Fortunately, caterpillars weren’t my only problem in the Pinehills, I had something else to think about. You see, I chose to ride here because I have an off-road triathlon coming up and haven’t been on my bike much. I’m confident about the run portion of the race but am researching the mountain bike leg to determine if my exuberance at registration time should be toned down a little. I signed up for the half-mile swim, 12 mile mountain bike ride and 5 mile run back in April. But depending on the terrain of the course I may step down to the shorter sprint triathlon — it all depends on the bike leg.

pinehills view ocean

my craptastic phone camera doesn’t pick it up but in the distance just over the bike seat was a view of the ocean with a big container ship heading for the Cape Cod canal

The Pinehills trails is where I tested my readiness for technical terrain. The jury’s verdict: if the race course is that tough, take the sprint option. I was measuring my speed and distance with my sometimes-reliable Garmin watch and I didn’t like what I saw: I could basically walk backward faster than I was getting through most of the rocky, crawly, and often steep Pinehills trails on my bike.
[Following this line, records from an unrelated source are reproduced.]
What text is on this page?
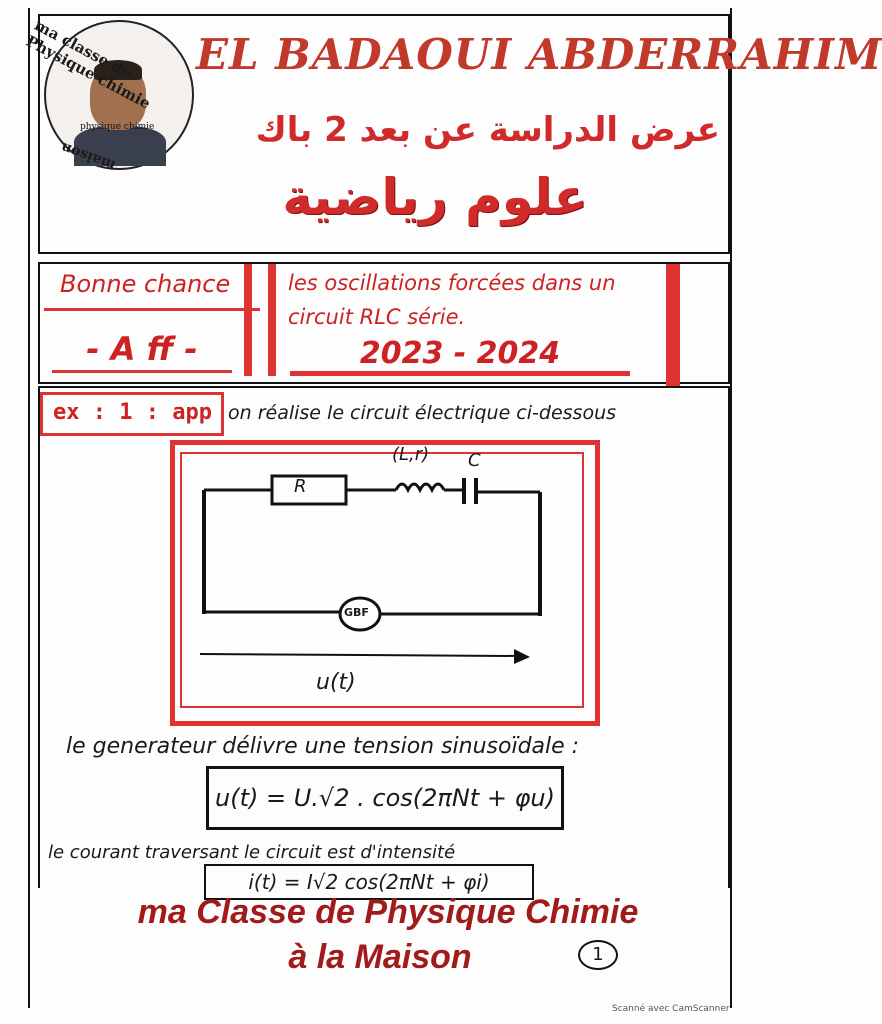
ma classe de Physique chimie
physique chimie
maison
EL BADAOUI ABDERRAHIM
عرض الدراسة عن بعد 2 باك
علوم رياضية
Bonne chance
- A ff -
les oscillations forcées dans un circuit RLC série.
2023 - 2024
ex : 1 : app on réalise le circuit électrique ci-dessous
R
(L,r) C
GBF
u(t)
le generateur délivre une tension sinusoïdale :
u(t) = U.√2 . cos(2πNt + φu)
le courant traversant le circuit est d'intensité
i(t) = I√2 cos(2πNt + φi)
ma Classe de Physique Chimie
à la Maison	1
Scanné avec CamScanner
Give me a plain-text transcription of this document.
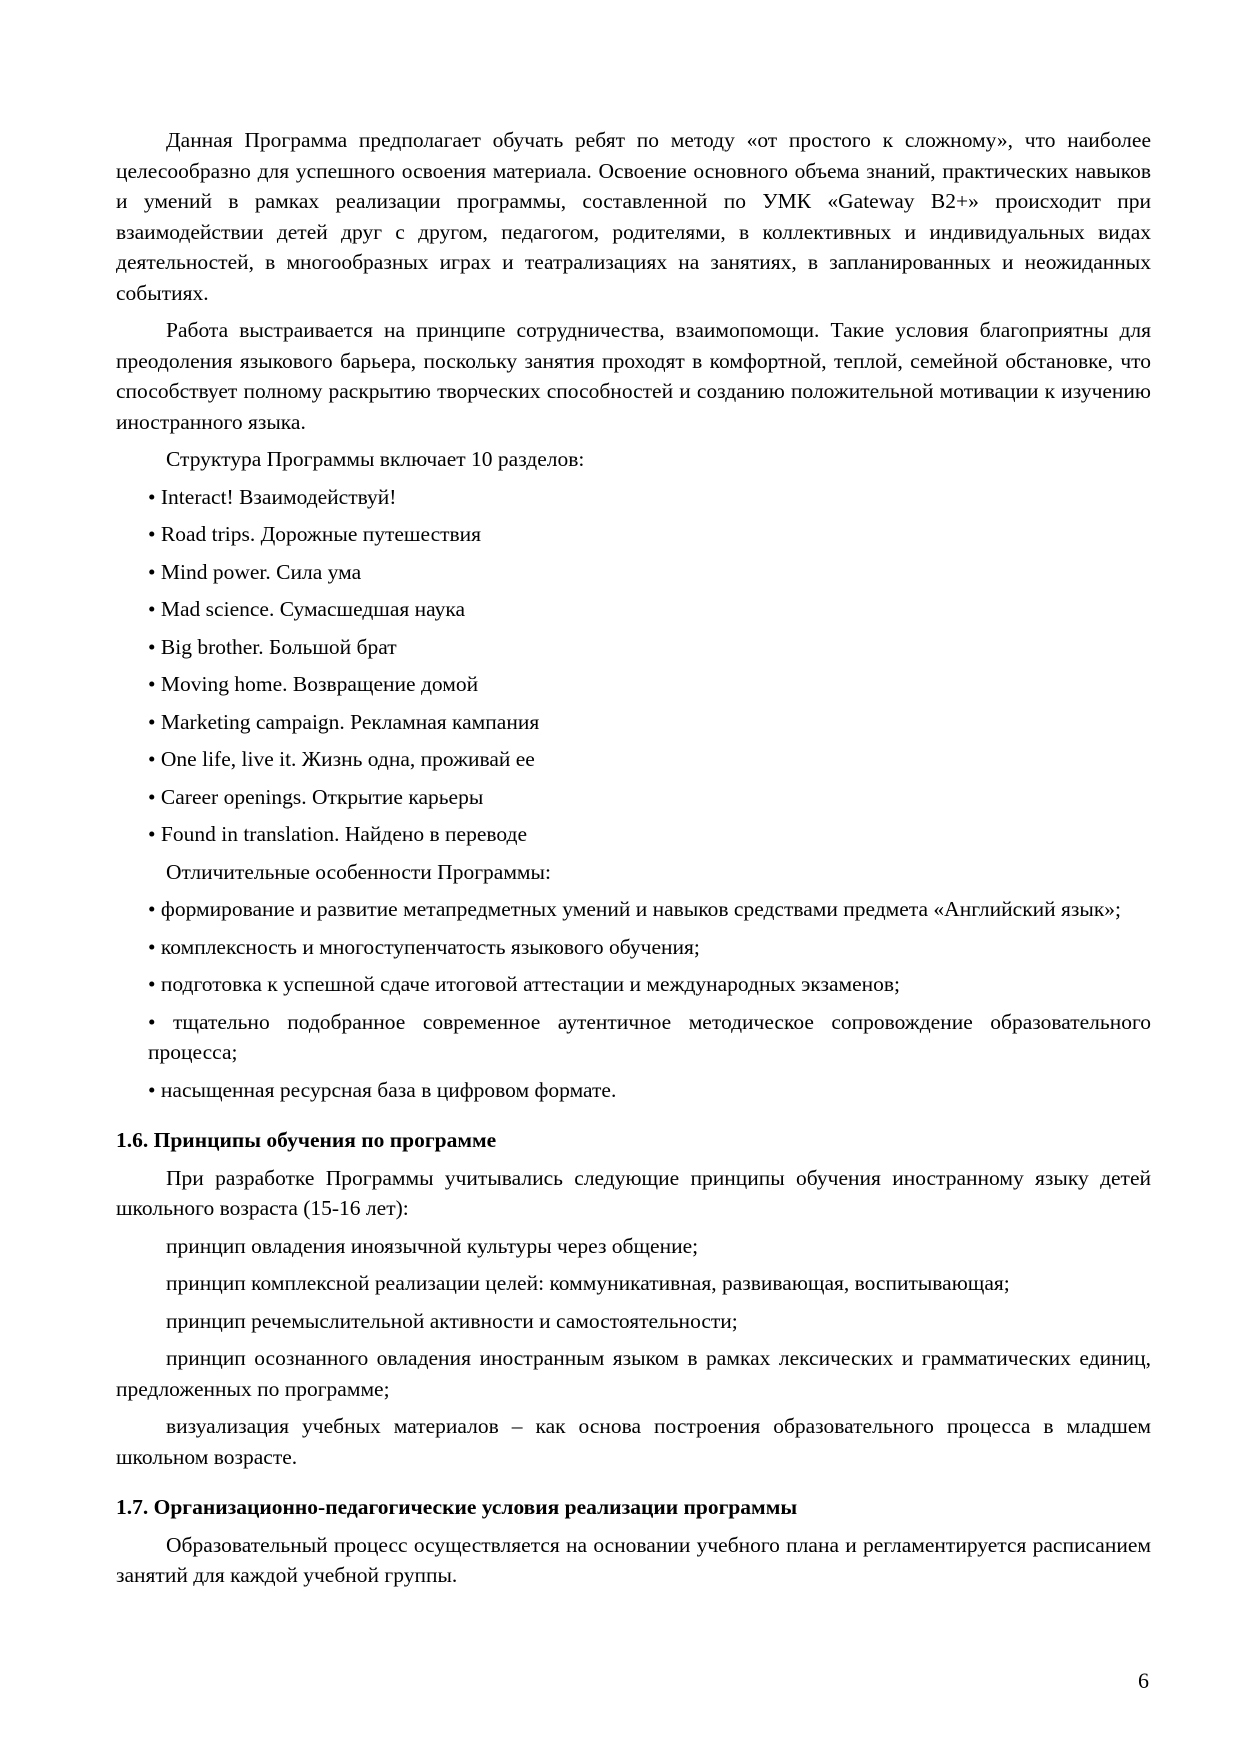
Данная Программа предполагает обучать ребят по методу «от простого к сложному», что наиболее целесообразно для успешного освоения материала. Освоение основного объема знаний, практических навыков и умений в рамках реализации программы, составленной по УМК «Gateway B2+» происходит при взаимодействии детей друг с другом, педагогом, родителями, в коллективных и индивидуальных видах деятельностей, в многообразных играх и театрализациях на занятиях, в запланированных и неожиданных событиях.

Работа выстраивается на принципе сотрудничества, взаимопомощи. Такие условия благоприятны для преодоления языкового барьера, поскольку занятия проходят в комфортной, теплой, семейной обстановке, что способствует полному раскрытию творческих способностей и созданию положительной мотивации к изучению иностранного языка.

Структура Программы включает 10 разделов:

• Interact! Взаимодействуй!
• Road trips. Дорожные путешествия
• Mind power. Сила ума
• Mad science. Сумасшедшая наука
• Big brother. Большой брат
• Moving home. Возвращение домой
• Marketing campaign. Рекламная кампания
• One life, live it. Жизнь одна, проживай ее
• Career openings. Открытие карьеры
• Found in translation. Найдено в переводе

Отличительные особенности Программы:

• формирование и развитие метапредметных умений и навыков средствами предмета «Английский язык»;
• комплексность и многоступенчатость языкового обучения;
• подготовка к успешной сдаче итоговой аттестации и международных экзаменов;
• тщательно подобранное современное аутентичное методическое сопровождение образовательного процесса;
• насыщенная ресурсная база в цифровом формате.
1.6. Принципы обучения по программе

При разработке Программы учитывались следующие принципы обучения иностранному языку детей школьного возраста (15-16 лет):

принцип овладения иноязычной культуры через общение;

принцип комплексной реализации целей: коммуникативная, развивающая, воспитывающая;

принцип речемыслительной активности и самостоятельности;

принцип осознанного овладения иностранным языком в рамках лексических и грамматических единиц, предложенных по программе;

визуализация учебных материалов – как основа построения образовательного процесса в младшем школьном возрасте.

1.7. Организационно-педагогические условия реализации программы

Образовательный процесс осуществляется на основании учебного плана и регламентируется расписанием занятий для каждой учебной группы.

6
This is not the sort of swoopy, smooth singletrack that I fell in love with here in Plymouth and Cape Cod. No, the Pinehills (it’s the part that’s east of Route 3A, near the power plant) is technical and full of rock gardens that were often not rideable — in places tougher than Milford/Holliston/Hopkinton’s Vietnam trails, in my opinion. I’ve never seen so damned many rocks this far south of Taunton. Yet just as I was about to decide on the sprint triathlon I took a new turn and found smoother, funner trails coursing through ferns (apparently the only thing the caterpillars don’t have a taste for because they were still green). Of course my speed increased and my frustration leveled off but the math had been done: even with 1,000 legs I can’t go fast enough on technical singletrack.